Memorial of St. Elizabeth Ann Seton
Elizabeth Ann Seton was raised as an Episcopalian but she was attracted to Catholicism. Being uncertain what to do she prayed, “If I am right, O teach my heart in the right to stay; if I am wrong, your grace impart to find the better way.”
Still uncertain, she finally decided to become a Catholic. Often, we must act while still in doubt and that is a sign of maturity and trust in God’s Providence. She was received into the Catholic Church at age 31.

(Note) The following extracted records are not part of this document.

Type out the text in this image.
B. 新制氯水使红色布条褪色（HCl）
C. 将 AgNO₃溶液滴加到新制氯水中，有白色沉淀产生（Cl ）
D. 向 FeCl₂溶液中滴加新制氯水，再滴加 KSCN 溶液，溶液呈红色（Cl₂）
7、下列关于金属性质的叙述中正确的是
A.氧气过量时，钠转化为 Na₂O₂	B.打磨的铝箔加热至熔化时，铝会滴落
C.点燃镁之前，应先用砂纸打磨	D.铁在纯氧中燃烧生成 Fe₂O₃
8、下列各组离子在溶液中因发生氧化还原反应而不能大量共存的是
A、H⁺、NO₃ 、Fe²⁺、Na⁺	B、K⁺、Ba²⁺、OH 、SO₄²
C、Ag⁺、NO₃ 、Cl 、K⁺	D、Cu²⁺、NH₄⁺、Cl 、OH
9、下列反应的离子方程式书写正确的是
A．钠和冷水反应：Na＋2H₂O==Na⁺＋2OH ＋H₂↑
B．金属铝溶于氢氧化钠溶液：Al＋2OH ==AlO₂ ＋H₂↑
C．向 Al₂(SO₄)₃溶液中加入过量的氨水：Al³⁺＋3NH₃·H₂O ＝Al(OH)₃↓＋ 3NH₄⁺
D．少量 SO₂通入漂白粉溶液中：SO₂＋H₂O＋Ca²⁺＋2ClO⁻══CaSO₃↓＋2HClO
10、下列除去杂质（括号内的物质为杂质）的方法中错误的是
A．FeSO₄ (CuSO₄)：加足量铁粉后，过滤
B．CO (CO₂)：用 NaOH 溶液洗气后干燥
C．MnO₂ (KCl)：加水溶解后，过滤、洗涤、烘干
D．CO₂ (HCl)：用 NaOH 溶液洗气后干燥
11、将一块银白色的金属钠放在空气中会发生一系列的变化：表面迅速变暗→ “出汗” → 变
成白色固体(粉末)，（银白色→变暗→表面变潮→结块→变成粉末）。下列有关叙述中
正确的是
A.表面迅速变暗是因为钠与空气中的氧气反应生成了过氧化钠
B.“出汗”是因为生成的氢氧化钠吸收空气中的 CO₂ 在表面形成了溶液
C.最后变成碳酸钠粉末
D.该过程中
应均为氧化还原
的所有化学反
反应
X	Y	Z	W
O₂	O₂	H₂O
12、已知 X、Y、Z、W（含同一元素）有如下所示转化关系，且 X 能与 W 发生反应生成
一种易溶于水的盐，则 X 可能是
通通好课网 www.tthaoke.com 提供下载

What happened next was an astonishing burst of religious fervor until her death sixteen years later. In 1809 she established the first congregation of religious sisters to be founded in the United States, the Sisters of Charity in Emmitsburg, Maryland. This marked the beginning of the Catholic Parochial School system in America. Mother Seton trained teachers and prepared textbooks. She translated French religious books. She wrote thirteen volumes of spiritual treatises. She visited the poor and the sick, started two orphanages and opened twenty communities in ten years. Today there are six Congregations of Sisters of Charity.
What advice would she give us? The same advice that she gave to her religious sisters from her own life’s experience. She writes, “Can you expect to go to heaven for nothing? Did not our Savior track the whole way to it with His tears and blood? And yet, you stop at every little pain. Afflictions are steps to heaven.” And every step brings us closer to our eternal happiness!